Imaging has the potential to dramatically increase the efficiency of lead candidate selection by providing earlier and more highly predictive data, compared with traditional methods. Imaging is also well suited for facilitating translation between preclinical testing and clinical evaluation of drugs. Furthermore, imaging methods are more easily applied than traditional methods in the newer, more predictive models of human disease that are becoming increasingly prevalent.
Charles River’s preclinical neurological imaging capabilities include high-field MRI, PET/CT, and SPECT/CT scanners for radionuclide-based applications. These platforms are applicable for longitudinal studies with multiple imaging endpoints to study phenotype progression and treatment efficacy, as well as biodistribution or tissue activity changes.
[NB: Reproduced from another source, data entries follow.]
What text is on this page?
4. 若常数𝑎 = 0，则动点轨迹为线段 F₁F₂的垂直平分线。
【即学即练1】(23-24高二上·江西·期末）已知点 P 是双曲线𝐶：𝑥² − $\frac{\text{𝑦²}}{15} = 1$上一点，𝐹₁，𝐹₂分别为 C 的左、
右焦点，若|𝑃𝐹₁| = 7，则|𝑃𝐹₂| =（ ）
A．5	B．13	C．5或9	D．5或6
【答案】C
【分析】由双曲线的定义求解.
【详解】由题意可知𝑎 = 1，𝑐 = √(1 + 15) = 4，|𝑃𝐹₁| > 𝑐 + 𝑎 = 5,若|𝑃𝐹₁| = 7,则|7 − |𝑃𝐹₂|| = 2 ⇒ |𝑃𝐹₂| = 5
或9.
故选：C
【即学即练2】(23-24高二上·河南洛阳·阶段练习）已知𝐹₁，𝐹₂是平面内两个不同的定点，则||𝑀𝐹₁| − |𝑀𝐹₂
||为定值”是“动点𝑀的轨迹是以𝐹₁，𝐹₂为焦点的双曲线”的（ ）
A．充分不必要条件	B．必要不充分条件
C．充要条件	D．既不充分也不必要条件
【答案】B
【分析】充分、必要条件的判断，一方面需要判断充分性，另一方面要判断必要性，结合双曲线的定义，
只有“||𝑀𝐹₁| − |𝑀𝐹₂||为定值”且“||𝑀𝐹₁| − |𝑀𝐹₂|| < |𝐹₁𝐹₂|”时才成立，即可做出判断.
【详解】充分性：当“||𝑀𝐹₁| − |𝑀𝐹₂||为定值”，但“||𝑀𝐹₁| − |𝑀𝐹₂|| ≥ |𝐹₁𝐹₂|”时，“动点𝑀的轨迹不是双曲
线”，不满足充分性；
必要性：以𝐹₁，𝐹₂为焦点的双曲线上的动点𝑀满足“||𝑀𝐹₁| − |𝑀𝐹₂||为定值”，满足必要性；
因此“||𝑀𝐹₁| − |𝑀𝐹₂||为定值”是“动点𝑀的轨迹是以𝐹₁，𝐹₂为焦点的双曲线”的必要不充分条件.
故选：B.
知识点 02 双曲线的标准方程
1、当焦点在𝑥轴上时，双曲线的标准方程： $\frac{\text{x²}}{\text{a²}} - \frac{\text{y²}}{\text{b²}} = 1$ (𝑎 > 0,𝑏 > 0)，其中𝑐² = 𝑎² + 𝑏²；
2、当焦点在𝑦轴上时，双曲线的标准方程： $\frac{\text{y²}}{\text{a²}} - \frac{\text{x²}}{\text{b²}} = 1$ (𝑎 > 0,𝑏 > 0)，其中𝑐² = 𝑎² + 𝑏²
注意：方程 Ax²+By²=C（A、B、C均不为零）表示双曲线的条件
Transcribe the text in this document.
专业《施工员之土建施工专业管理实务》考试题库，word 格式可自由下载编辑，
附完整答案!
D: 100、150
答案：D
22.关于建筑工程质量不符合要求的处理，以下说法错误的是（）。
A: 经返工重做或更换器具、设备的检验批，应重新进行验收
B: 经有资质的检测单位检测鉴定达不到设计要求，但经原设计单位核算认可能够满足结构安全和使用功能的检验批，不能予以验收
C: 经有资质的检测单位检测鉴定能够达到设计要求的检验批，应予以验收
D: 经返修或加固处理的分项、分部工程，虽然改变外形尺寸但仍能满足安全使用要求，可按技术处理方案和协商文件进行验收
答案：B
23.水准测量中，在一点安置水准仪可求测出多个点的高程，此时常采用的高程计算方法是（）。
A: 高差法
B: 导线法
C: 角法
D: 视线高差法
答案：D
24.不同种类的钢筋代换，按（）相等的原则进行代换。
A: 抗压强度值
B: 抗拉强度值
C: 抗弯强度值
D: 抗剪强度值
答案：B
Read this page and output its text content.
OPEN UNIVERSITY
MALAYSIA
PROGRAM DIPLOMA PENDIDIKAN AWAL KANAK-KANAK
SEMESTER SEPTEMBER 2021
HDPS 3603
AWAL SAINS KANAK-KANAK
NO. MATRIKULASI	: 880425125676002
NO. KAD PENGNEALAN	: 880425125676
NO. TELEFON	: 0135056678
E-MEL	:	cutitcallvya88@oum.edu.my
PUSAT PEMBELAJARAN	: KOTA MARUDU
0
Currently, the imaging hardware for MRI studies on rodents include a 7.0T MRI scanner and 11.7T MRI scanner that are manned by 6 full time technicians and 2 scientists.
After a single administration, radiolabeled compounds can be used to follow pharmacokinetics and biodistribution profile for several days in the same animal with SPECT/CT. In addition to SPECT/CT, tissue gamma counter analysis can be added in all studies for a more complete biodistribution profile.
Radiolabeled molecules used for PK/biodistribution studies and autoradiography in mice and rats include commercial pre-labeled (3H,14C) and in-house labeled (125I, 123I, 99Tc, 111In) molecules, particles or cells.